An effort to whitewash Foxx’s track record of getting it wrong, and disastrously so, perhaps Quig’s cleverest maneuvering in the tête-à-tête with Foxx was avoiding Foxx’s ideological obsession with “wrongful convictions” and releasing killers from imprisonment.

A matter which merits serious scrutiny and deserved in-depth questions, Quig abstained from putting questions to Foxx over her office genuflecting to the designs of her fringe-Left political allies and benefactors. A matter ranging from the Smollett scandal to the release of convicted killers under dubious claims of torture at the hands of police, Foxx’s term in office has revealed her to serve as an agent in a radical movement committed to overturning law and order, justice, and protections for legitimate victims of crime.

Though Foxx’s actions urgently demand a federal investigation, a complicit media and a politicized Justice Department prevent an official probe.

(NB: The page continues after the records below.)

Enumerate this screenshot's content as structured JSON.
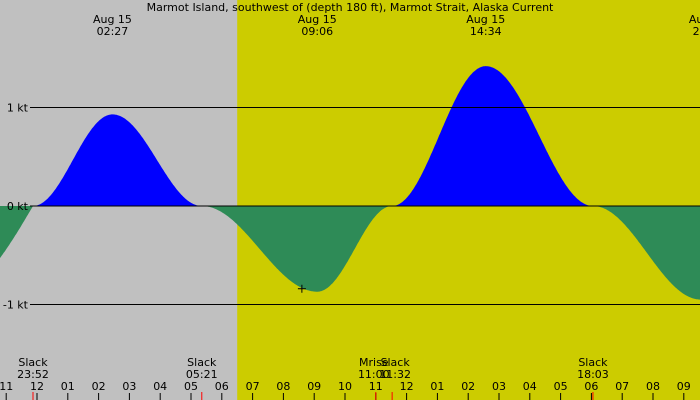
{
  "chart_data": {
    "type": "area",
    "title": "Marmot Island, southwest of (depth 180 ft), Marmot Strait, Alaska Current",
    "unit_note": "kt",
    "x_unit": "hours (Aug 15 local time)",
    "x_range": [
      -1.4,
      21.55
    ],
    "ylim": [
      -1.25,
      1.6
    ],
    "y_ticks": [
      {
        "value": 1,
        "label": "1 kt"
      },
      {
        "value": 0,
        "label": "0 kt"
      },
      {
        "value": -1,
        "label": "-1 kt"
      }
    ],
    "night_shading": {
      "until": 6.5
    },
    "current_series": {
      "name": "current",
      "flood_color": "#0000ff",
      "ebb_color": "#2e8b57",
      "points": [
        {
          "t": -0.13,
          "v": 0
        },
        {
          "t": 2.45,
          "v": 0.93
        },
        {
          "t": 5.35,
          "v": 0
        },
        {
          "t": 9.1,
          "v": -0.87
        },
        {
          "t": 11.53,
          "v": 0
        },
        {
          "t": 14.57,
          "v": 1.42
        },
        {
          "t": 18.05,
          "v": 0
        },
        {
          "t": 21.55,
          "v": -0.95
        }
      ]
    },
    "peak_labels": [
      {
        "t": 2.45,
        "date": "Aug 15",
        "time": "02:27"
      },
      {
        "t": 9.1,
        "date": "Aug 15",
        "time": "09:06"
      },
      {
        "t": 14.57,
        "date": "Aug 15",
        "time": "14:34"
      },
      {
        "t": 21.4,
        "date": "Au",
        "time": "2"
      }
    ],
    "event_labels": [
      {
        "t": -0.13,
        "label": "Slack",
        "time": "23:52"
      },
      {
        "t": 5.35,
        "label": "Slack",
        "time": "05:21"
      },
      {
        "t": 11.0,
        "label": "Mrise",
        "time": "11:00"
      },
      {
        "t": 11.53,
        "label": "Slack",
        "time": "11:32"
      },
      {
        "t": 18.05,
        "label": "Slack",
        "time": "18:03"
      }
    ],
    "event_tick_times": [
      -0.13,
      5.35,
      11.0,
      11.53,
      18.05
    ],
    "marker": {
      "t": 8.6,
      "v": -0.84
    },
    "hour_ticks": [
      {
        "t": -1,
        "label": "11"
      },
      {
        "t": 0,
        "label": "12"
      },
      {
        "t": 1,
        "label": "01"
      },
      {
        "t": 2,
        "label": "02"
      },
      {
        "t": 3,
        "label": "03"
      },
      {
        "t": 4,
        "label": "04"
      },
      {
        "t": 5,
        "label": "05"
      },
      {
        "t": 6,
        "label": "06"
      },
      {
        "t": 7,
        "label": "07"
      },
      {
        "t": 8,
        "label": "08"
      },
      {
        "t": 9,
        "label": "09"
      },
      {
        "t": 10,
        "label": "10"
      },
      {
        "t": 11,
        "label": "11"
      },
      {
        "t": 12,
        "label": "12"
      },
      {
        "t": 13,
        "label": "01"
      },
      {
        "t": 14,
        "label": "02"
      },
      {
        "t": 15,
        "label": "03"
      },
      {
        "t": 16,
        "label": "04"
      },
      {
        "t": 17,
        "label": "05"
      },
      {
        "t": 18,
        "label": "06"
      },
      {
        "t": 19,
        "label": "07"
      },
      {
        "t": 20,
        "label": "08"
      },
      {
        "t": 21,
        "label": "09"
      }
    ],
    "colors": {
      "night": "#c0c0c0",
      "day": "#cccc00",
      "flood": "#0000ff",
      "ebb": "#2e8b57",
      "event_tick": "#ff0000",
      "gridline": "#000000"
    }
  }
}
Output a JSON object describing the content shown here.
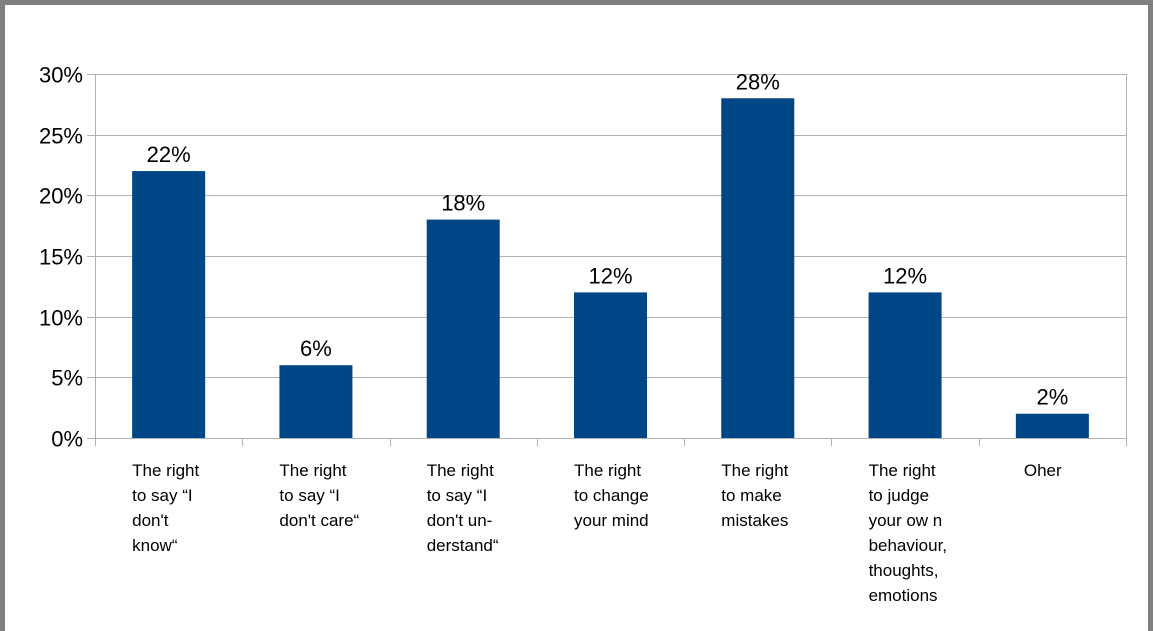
{
  "chart_data": {
    "type": "bar",
    "categories": [
      [
        "The right",
        "to say “I",
        "don't",
        "know“"
      ],
      [
        "The right",
        "to say “I",
        "don't care“"
      ],
      [
        "The right",
        "to say “I",
        "don't un-",
        "derstand“"
      ],
      [
        "The right",
        "to change",
        "your mind"
      ],
      [
        "The right",
        "to make",
        "mistakes"
      ],
      [
        "The right",
        "to judge",
        "your ow n",
        "behaviour,",
        "thoughts,",
        "emotions"
      ],
      [
        "Oher"
      ]
    ],
    "values": [
      22,
      6,
      18,
      12,
      28,
      12,
      2
    ],
    "value_labels": [
      "22%",
      "6%",
      "18%",
      "12%",
      "28%",
      "12%",
      "2%"
    ],
    "y_ticks": [
      {
        "value": 0,
        "label": "0%"
      },
      {
        "value": 5,
        "label": "5%"
      },
      {
        "value": 10,
        "label": "10%"
      },
      {
        "value": 15,
        "label": "15%"
      },
      {
        "value": 20,
        "label": "20%"
      },
      {
        "value": 25,
        "label": "25%"
      },
      {
        "value": 30,
        "label": "30%"
      }
    ],
    "ylim": [
      0,
      30
    ],
    "grid": true,
    "legend": "none",
    "title": "",
    "xlabel": "",
    "ylabel": "",
    "colors": {
      "bar": "#004586",
      "grid": "#b3b3b3",
      "axis": "#b3b3b3",
      "frame": "#808080"
    }
  }
}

Quig, of course, had other ideas for her interview with Foxx. Though this is not the first time Foxx enjoyed some gentle treatment from the political press, Quig framed her sit down with Foxx to avoid inflicting any political damage and to minimize accountability. Political interviews should be courtly, yet they should yield answers even if this means holding a public figure’s feet to the fire.

To Crain’s and Quig, Foxx must be viewed by the public as a determined rebel, a shieldmaiden, a warrior woman. Crain’s, obviously, wants us to see Foxx as a keen and thoughtful prosecutor and a hero in the war on crime, which is precisely why Quig preferred a rather tranquil interview style as if she and Foxx were enjoying a glass of chardonnay while the two compared notes as opposed to a neatly conducted media interview imbued with pertinent, cogent, and difficult questions.  

A free press shines a light on dark places, telling stories which otherwise would go untold. A free press also gives public officials a platform to make arguments for what they believe in and both challenges and holds public officials to account. Instead of a legitimate interview, Quig gave the audience a bizarre, starry-eyed veneration of a particularly fallible woman and allowed Foxx to sketch out a transformative vision for Chicago, pontificate piously about a progressive wish list, and bang on about some unappealing chapters in the history of Chicago.

A.D. Quig’s interview with Kim Foxx pointed up a central and enduring problem for Chicago media: It once again revealed the comfortable, traditional relationship media has with liberal politicians in Chicago.